A dispersão limitada desse grupo de abelhas, que são essenciais para a reprodução de muitas espécies de plantas e polinizadores críticos para diversas culturas agrícolas, torna-as particularmente sensíveis a mudanças no uso da terra, como as provocadas por desmatamento, explicou Jaffé.

“Se uma área de floresta primária é desmatada, as abelhas que habitavam aquele local terão dificuldade de se deslocar para outra região e encontrar outro habitat em razão de sua dispersão limitada”, estimou o pesquisador.

Estudos anteriores estimavam que a degradação dos habitats naturais também poderia dificultar o fluxo de genes das abelhas sem ferrão e conduzir ao esgotamento da diversidade genética, aumentando o risco de extinção de populações desses animais. E que a topografia, temperatura e níveis de precipitação também poderiam influenciar os padrões de diferenciação genética das populações de abelhas.

Os pesquisadores verificaram durante o estudo, contudo, que os fatores ambientais e o desmatamento não tiveram efeito sobre a diferenciação genética das espécies de abelhas analisadas.

“Essas espécies de abelhas sem ferrão estão conseguindo se dispersar e manter fluxo genético através de diferentes gradientes altitudinais, padrões de temperatura e de precipitação e em áreas desmatadas”, afirmou.

Essa constatação sugere que para assegurar a conservação dessas espécies de abelhas sem ferrão não é tão importante manter a conectividade entre as populações, uma vez que já estão conectadas, mesmo em áreas desmatadas.

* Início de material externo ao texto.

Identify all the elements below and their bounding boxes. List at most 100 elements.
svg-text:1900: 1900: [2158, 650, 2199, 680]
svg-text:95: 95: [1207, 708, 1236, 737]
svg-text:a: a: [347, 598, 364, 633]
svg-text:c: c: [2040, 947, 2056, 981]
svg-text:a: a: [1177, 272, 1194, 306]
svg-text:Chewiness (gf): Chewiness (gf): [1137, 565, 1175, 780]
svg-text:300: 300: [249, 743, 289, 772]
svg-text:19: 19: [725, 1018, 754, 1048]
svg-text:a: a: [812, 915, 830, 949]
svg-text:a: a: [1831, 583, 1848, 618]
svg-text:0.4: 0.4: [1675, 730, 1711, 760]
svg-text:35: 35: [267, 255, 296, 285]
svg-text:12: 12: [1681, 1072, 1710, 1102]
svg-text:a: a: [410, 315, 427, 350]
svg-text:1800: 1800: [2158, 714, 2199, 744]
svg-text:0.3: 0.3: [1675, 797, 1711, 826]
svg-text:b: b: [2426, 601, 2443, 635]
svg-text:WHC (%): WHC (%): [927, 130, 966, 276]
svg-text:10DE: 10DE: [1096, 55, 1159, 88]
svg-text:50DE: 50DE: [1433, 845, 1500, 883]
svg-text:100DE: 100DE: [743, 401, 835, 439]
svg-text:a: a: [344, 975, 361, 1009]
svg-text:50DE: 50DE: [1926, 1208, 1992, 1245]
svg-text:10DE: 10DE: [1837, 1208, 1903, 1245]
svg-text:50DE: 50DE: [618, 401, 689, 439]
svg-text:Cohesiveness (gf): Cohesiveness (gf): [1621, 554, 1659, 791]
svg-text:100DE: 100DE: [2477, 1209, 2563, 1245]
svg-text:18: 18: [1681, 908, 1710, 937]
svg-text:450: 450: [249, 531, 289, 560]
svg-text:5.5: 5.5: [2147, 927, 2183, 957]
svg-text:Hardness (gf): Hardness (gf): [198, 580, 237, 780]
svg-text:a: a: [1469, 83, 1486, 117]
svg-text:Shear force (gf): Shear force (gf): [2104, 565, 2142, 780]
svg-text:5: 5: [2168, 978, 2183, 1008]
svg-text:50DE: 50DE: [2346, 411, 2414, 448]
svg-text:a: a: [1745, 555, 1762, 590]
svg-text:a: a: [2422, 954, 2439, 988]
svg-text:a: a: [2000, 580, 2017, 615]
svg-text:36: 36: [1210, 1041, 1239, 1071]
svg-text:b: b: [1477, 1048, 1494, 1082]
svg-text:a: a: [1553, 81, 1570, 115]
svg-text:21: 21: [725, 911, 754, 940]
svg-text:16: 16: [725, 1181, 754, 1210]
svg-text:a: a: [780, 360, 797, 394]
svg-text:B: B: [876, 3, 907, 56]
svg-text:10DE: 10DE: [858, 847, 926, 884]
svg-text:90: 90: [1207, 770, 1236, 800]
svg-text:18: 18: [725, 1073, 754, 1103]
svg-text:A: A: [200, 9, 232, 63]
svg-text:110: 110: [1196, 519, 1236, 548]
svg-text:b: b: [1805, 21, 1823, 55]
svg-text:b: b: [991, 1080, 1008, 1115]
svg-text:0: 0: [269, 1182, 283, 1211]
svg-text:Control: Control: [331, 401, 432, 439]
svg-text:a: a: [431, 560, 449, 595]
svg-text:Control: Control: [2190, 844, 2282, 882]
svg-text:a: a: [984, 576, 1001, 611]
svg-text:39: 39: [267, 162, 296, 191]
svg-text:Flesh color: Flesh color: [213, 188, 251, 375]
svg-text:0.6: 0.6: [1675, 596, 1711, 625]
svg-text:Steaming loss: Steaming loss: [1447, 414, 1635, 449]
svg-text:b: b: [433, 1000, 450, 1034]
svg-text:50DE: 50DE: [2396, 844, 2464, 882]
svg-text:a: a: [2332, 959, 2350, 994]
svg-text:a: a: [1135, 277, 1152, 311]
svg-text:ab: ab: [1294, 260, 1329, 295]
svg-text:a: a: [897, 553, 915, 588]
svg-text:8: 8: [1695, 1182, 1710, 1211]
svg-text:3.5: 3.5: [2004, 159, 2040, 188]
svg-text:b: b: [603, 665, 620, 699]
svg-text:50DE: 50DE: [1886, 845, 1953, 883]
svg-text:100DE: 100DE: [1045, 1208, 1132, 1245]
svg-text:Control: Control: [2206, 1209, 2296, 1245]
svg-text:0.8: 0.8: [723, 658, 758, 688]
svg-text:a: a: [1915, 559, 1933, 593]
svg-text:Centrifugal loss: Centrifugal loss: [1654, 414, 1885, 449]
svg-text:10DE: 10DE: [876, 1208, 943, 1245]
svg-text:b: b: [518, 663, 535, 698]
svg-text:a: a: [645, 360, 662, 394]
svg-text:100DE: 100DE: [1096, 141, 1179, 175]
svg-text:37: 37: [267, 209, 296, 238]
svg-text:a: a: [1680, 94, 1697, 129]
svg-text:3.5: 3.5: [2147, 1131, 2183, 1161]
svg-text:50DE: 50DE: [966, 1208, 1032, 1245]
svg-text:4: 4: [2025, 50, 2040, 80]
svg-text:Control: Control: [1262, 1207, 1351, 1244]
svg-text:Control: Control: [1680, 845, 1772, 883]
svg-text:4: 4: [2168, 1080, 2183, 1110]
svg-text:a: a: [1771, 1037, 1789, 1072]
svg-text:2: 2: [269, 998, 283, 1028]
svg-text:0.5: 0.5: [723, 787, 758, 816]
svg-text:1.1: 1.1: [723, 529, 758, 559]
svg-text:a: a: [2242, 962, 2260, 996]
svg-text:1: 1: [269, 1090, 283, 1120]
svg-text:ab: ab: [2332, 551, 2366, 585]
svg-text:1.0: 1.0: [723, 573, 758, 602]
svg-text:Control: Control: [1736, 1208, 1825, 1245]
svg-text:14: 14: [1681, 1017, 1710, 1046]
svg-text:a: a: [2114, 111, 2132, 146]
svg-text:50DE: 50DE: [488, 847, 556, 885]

Mas, sim, promover a manutenção e a recuperação de ambientes “amigáveis” aos polinizadores – onde existam recursos suficientes para o estabelecimento das colmeias e a alimentação das abelhas–, apontou Jaffé.

“Uma vez que essas abelhas conseguem se dispersar por ambientes heterogêneos, elas precisam de ambientes com recursos suficientes para estabelecer seus ninhos e de flores para se alimentar de seu néctar”, afirmou.

O artigo “Beekeeping practices and geographic distance, not land use, drive gene flow across tropical bees” (doi: 10.1111/mec.13852), de Jaffé e outros, pode ser lido na revista Molecular Ecology em onlinelibrary.wiley.com/doi/10.1111/mec.13852/abstract;jsessionid=6ABAA791F75815FE8EA88AF8AEC8DAC7.f01t02.